Today’s challenge was to high-five a random person in the hallway. The theory behind the action it is that it will help us to initiate a connection with another student and possibly make someone's day a little brighter.
What this challenge did for me, personally, is to make me more aware of other students passing by me in between classes. Usually I just walk to my next class as quickly as possible, without really paying attention to others. On this day, I looked around, and as I was looking for a potential high-five recipient, I noticed how hard it was. I expected to just walk down every hall with my hand out, high-fiving everyone. But, it wasn't as easy as that. Hallways are chaotic; kids don't stay in their lane. It was difficult to walk up to someone moving past me and give them a high five.

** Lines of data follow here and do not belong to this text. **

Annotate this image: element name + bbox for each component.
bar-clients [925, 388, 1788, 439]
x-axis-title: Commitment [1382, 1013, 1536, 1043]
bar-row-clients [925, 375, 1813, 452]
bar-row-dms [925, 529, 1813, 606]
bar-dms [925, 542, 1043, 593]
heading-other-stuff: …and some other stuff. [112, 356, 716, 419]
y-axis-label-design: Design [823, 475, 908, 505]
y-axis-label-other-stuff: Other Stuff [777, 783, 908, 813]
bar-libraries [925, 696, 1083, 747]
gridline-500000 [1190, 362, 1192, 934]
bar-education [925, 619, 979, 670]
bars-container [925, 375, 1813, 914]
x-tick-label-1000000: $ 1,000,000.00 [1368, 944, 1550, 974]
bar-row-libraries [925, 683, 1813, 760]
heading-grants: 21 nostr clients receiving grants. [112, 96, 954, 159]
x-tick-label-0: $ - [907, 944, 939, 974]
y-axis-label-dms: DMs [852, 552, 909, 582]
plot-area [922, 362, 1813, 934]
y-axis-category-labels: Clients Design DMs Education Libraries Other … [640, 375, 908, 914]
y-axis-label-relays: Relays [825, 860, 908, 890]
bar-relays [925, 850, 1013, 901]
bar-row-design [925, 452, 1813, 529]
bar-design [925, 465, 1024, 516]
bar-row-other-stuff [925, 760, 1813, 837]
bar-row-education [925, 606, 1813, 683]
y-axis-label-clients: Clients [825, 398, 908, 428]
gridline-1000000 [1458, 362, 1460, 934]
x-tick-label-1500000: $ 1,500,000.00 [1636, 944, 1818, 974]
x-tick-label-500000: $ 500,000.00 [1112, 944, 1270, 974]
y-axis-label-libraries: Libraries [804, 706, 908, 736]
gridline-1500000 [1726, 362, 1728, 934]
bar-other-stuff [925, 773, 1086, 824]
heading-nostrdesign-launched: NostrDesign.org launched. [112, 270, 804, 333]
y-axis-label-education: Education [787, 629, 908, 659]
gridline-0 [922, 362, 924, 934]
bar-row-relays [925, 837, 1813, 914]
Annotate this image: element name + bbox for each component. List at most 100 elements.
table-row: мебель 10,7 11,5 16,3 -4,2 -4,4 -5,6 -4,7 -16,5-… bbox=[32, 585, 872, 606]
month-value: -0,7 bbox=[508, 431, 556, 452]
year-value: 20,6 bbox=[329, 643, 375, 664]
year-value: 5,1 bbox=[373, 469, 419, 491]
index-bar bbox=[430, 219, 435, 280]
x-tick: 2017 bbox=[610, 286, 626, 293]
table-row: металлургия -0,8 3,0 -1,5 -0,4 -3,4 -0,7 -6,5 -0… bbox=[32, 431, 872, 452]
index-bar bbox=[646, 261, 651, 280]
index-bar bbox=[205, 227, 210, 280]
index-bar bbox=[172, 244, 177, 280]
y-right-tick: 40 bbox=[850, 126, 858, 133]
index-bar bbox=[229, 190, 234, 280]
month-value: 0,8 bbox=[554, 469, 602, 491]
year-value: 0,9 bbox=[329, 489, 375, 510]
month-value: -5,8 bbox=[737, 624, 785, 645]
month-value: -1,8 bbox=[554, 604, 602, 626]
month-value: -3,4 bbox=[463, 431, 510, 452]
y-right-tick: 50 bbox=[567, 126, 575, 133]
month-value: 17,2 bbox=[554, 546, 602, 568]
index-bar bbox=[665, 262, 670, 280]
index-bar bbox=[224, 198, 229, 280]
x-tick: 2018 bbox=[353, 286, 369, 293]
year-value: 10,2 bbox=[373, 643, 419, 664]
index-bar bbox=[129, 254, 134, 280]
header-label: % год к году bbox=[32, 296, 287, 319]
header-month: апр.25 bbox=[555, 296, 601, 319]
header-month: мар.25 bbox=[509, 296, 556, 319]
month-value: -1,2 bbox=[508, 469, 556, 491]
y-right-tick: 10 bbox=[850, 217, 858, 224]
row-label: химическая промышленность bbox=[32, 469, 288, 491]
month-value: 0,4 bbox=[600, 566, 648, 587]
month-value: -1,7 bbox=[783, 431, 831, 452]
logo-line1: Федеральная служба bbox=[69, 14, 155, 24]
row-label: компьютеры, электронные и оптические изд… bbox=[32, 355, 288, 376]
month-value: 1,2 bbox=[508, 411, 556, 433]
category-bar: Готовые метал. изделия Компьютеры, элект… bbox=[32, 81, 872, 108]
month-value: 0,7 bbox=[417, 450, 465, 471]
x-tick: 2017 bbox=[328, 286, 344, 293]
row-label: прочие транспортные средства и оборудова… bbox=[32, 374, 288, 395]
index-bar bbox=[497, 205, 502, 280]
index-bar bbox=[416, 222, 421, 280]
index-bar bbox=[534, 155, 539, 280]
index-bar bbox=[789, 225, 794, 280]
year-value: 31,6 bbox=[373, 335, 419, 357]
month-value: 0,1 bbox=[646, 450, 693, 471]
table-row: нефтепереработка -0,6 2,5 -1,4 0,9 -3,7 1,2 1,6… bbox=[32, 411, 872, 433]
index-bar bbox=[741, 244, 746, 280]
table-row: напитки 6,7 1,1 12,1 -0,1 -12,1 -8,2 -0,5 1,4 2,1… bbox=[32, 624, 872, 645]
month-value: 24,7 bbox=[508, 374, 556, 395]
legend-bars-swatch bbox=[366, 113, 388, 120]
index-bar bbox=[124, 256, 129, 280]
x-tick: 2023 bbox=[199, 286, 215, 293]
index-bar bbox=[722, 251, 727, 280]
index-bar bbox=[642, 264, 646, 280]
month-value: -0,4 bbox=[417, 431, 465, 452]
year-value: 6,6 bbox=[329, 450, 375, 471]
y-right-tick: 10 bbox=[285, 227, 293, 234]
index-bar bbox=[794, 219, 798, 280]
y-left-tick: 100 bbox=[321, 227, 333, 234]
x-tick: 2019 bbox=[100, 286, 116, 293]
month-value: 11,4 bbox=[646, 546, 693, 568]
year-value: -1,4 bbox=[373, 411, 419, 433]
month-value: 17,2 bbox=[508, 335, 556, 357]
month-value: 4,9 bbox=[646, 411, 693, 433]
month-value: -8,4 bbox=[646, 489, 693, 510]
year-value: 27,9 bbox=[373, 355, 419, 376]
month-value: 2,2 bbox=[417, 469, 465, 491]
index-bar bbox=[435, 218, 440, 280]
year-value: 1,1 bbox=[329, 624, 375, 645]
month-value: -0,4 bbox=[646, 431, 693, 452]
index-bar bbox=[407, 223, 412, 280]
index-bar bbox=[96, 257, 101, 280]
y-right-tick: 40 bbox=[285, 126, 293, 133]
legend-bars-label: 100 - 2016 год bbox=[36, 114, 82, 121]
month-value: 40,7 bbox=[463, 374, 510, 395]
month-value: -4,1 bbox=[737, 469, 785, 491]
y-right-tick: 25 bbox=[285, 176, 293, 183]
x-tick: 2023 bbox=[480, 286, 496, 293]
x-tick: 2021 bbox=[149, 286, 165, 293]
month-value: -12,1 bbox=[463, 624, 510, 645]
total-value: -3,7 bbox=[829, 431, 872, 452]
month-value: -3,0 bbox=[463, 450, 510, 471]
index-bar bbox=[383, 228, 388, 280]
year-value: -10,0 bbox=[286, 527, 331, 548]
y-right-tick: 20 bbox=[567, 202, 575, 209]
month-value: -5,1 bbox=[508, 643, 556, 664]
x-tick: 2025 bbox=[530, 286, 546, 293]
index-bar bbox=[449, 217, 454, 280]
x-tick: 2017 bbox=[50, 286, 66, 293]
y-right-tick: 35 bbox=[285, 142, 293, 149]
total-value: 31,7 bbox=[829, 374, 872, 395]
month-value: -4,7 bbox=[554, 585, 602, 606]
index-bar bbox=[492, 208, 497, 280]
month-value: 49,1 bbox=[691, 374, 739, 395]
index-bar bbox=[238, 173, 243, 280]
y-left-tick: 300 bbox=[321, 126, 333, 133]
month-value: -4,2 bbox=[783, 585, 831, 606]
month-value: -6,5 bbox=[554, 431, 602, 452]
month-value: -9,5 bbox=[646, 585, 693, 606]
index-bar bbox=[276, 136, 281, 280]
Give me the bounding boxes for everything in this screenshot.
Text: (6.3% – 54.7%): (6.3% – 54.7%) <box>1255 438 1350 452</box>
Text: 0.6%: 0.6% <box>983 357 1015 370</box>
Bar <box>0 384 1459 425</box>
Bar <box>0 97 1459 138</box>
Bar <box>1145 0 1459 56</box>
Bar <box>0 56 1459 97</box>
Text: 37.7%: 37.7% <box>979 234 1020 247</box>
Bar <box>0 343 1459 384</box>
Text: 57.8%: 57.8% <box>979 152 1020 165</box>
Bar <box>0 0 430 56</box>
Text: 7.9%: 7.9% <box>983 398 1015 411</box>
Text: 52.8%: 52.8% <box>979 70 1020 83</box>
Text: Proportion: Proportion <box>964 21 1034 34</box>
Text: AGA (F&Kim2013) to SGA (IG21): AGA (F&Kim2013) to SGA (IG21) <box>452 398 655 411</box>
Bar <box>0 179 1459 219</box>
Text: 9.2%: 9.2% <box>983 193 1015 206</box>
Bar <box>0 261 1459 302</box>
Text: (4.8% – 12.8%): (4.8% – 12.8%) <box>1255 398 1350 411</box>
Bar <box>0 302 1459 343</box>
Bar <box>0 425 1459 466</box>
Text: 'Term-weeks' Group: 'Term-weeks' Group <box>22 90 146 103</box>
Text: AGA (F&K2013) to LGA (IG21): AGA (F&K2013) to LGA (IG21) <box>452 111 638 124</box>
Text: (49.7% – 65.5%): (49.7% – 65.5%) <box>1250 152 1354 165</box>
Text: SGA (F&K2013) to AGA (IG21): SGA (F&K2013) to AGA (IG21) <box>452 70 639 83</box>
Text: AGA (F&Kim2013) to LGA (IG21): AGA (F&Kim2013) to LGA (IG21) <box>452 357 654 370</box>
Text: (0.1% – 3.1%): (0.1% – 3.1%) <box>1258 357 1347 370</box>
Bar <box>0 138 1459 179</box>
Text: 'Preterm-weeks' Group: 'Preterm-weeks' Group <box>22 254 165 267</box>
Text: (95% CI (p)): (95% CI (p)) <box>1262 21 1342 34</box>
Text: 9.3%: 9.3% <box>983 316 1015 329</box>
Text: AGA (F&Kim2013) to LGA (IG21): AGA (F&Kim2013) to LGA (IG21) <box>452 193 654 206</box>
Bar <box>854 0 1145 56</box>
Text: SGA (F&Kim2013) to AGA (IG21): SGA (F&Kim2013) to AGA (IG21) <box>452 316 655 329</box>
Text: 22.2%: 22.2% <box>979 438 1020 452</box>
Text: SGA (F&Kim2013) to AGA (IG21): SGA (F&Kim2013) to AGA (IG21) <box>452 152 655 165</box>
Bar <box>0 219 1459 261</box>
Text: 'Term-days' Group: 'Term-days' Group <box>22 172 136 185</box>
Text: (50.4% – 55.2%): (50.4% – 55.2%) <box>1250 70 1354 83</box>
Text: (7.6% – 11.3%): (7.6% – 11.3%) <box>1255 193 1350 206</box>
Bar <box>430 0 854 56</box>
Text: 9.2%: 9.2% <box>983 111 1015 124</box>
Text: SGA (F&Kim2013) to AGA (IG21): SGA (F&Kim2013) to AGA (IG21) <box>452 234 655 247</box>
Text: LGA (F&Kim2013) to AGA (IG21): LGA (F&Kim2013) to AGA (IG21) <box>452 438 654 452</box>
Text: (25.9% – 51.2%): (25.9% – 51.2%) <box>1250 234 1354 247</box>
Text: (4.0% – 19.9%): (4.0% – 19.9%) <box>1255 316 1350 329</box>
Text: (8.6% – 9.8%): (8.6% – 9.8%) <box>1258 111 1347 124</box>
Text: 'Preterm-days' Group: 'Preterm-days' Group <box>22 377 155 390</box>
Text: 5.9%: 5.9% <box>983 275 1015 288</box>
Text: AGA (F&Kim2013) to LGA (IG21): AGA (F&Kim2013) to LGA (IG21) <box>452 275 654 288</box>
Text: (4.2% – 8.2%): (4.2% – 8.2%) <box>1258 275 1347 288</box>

Another obstacle to the challenge I found particularly difficult is that most people are looking down at their phones while they walk during passing periods; they are blocking out the world. Students aren't taking even these small opportunities in between classes to look around, to see who is in our school community. Making connections with people is hard when they are staring down at their phones, basically signaling others to stay away.
Something more personal that I discovered about myself from trying this challenge action is how anxious I get in even simple social interactions. Whenever I saw a person who I could high-five, I got too nervous and missed the chance. I did manage to high-five a few people, but they were people I knew so I felt more comfortable interacting with them.
Though high-fiving a stranger who isn't expecting it isn't really your standard social interaction, it still serves as a reminder that we would all benefit from more opportunities to interact with each other. It would help people to become more comfortable with others, and to be more open to putting themselves out there. This challenge was a nice way to encourage people in our school community to engage with each other more.